First, you should read this this question here.
The reasonable answer here varies a lot depending on how involved you want to get, and what volumes you want to sell at.
Fortunately, you're not using any breakouts with truly exotic parts. The nRF8001 is just a QFN part, which can be soldered by hand without too much trouble.
Speaking loosely, the process would look like this:
- Design a PCB layout that contains everything.
- (Optional) - Figure out if you want to put it in a enclosure of some sort.
- (Optional) - Determine how you're going to have the enclosures produced or modified from an existing product. You can have a contract machine-shop do the work, but again, $$$$.
- Send out to have PCB prototypes manufactured. I like OSHPark, but there are LOTS of options.
- Assemble your boards.
- Find out your prototype doesn't work.
- Go back to step 1 (expect this to happen a few times)
- Rent/Beg/Borrow some equipment to do EMC pre-qualification testing (for FCC).

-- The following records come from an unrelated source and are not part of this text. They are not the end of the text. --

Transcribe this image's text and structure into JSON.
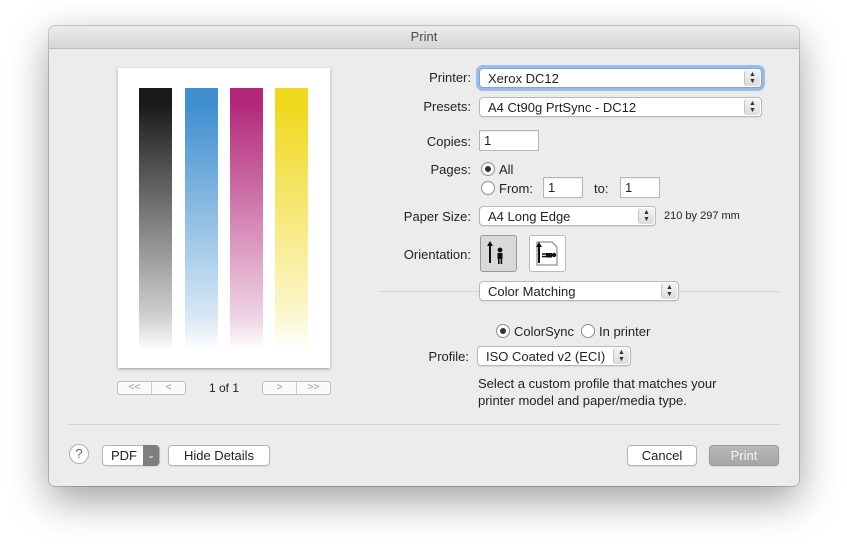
{
  "window": {
    "title": "Print"
  },
  "preview": {
    "page_indicator": "1 of 1",
    "nav_first": "<<",
    "nav_prev": "<",
    "nav_next": ">",
    "nav_last": ">>",
    "bar_colors": [
      "#1a1a1a",
      "#3f8ed0",
      "#b3287b",
      "#f0d81c"
    ]
  },
  "form": {
    "printer_label": "Printer:",
    "printer_value": "Xerox DC12",
    "presets_label": "Presets:",
    "presets_value": "A4 Ct90g PrtSync - DC12",
    "copies_label": "Copies:",
    "copies_value": "1",
    "pages_label": "Pages:",
    "pages_all": "All",
    "pages_from": "From:",
    "pages_from_value": "1",
    "pages_to": "to:",
    "pages_to_value": "1",
    "paper_size_label": "Paper Size:",
    "paper_size_value": "A4 Long Edge",
    "paper_size_dims": "210 by 297 mm",
    "orientation_label": "Orientation:",
    "section_value": "Color Matching",
    "colorsync": "ColorSync",
    "in_printer": "In printer",
    "profile_label": "Profile:",
    "profile_value": "ISO Coated v2 (ECI)",
    "hint_line1": "Select a custom profile that matches your",
    "hint_line2": "printer model and paper/media type."
  },
  "footer": {
    "help": "?",
    "pdf": "PDF",
    "hide_details": "Hide Details",
    "cancel": "Cancel",
    "print": "Print"
  }
}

- Realize you have an EMC disaster.
- Respin boards a few more times (e.g. go back to 1 again) to fix the pre-qualification EMC issues.
- Feel like you have a decent layout, have it FCC tested.
- Pay $10K+ for FCC testing.
- If you're lucky, you passed, you now have a proper, FCC certified product.
- Nope, go back to 1 again if you failed.
Do lot assembly, either manually (major time investment), or contract out (expensive!).
Sell your widget!
Note that you can contract out the prototype assembly, but doing so is expensive, even if you do it in china. The magic (or cursed, really) term here is "NRE", or non-reoccurring expenses/engineering. Colloquially, it's the "setup cost" of doing a production run. Sure, you may only pay $5-50 per-widget to have them assembled, but there will be a $1000+ base charge. This reflects the fact that the primary time-cost on the part of an assembly house to build your widget is setting up the production line, working up and debugging a pick-and-place routine, building test-setups, etc... Once everything is up and running, the actual per-unit cost is fairly marginal.
This is also why commercial electronic devices can be so cheap. They're made in truly enormous volumes, and that lets the companies amortize the NREs across the entire production run. NREs are basically the bane of any small electronics business. They're also basically the reason specialty widgets are so expensive. Places like spark-fun can get away with fairly cheap products because they have their own complete assembly line in-house, and even there, you're often paying 4X+ the cost of parts for just the IC on a PCB with a few cents worth of passives.
Since you seem to be new to PCB design, this is possibly not a great first project. It's doable, but expect it to cost 4X+ what you expect, and take 2X+ the time you planned. There are a LOT of facets to designing a proper product, and they each contain an entire field.
It'd probably be better off to start out with some simpler boards, maybe a through-hole-only arduino clone, or similar (though SOIC can be soldered without a hot-air station or anything).
Some assumptions I'm making:
- If you're serious, you will have to lean SMT assembly practices. Through-hole only is not a viable stance anymore.
- Expect to buy a lot of tools, and burn a lot of money in failed prototypes.
- Expect 3 board revisions. At minimum, before you have something you can get tested. I could maybe do it in 2, if I got really, really lucky, but I doubt that would happen, and this sort of thing is my day-job.
Hardware is HARD, and worse, it's completely unforgiving. If you're coming from a software engineering background, you basically have to discard all your assumptions, as they will actively hurt you.
Imagine a software project where "compiling" can take 4 weeks. That's hardware development.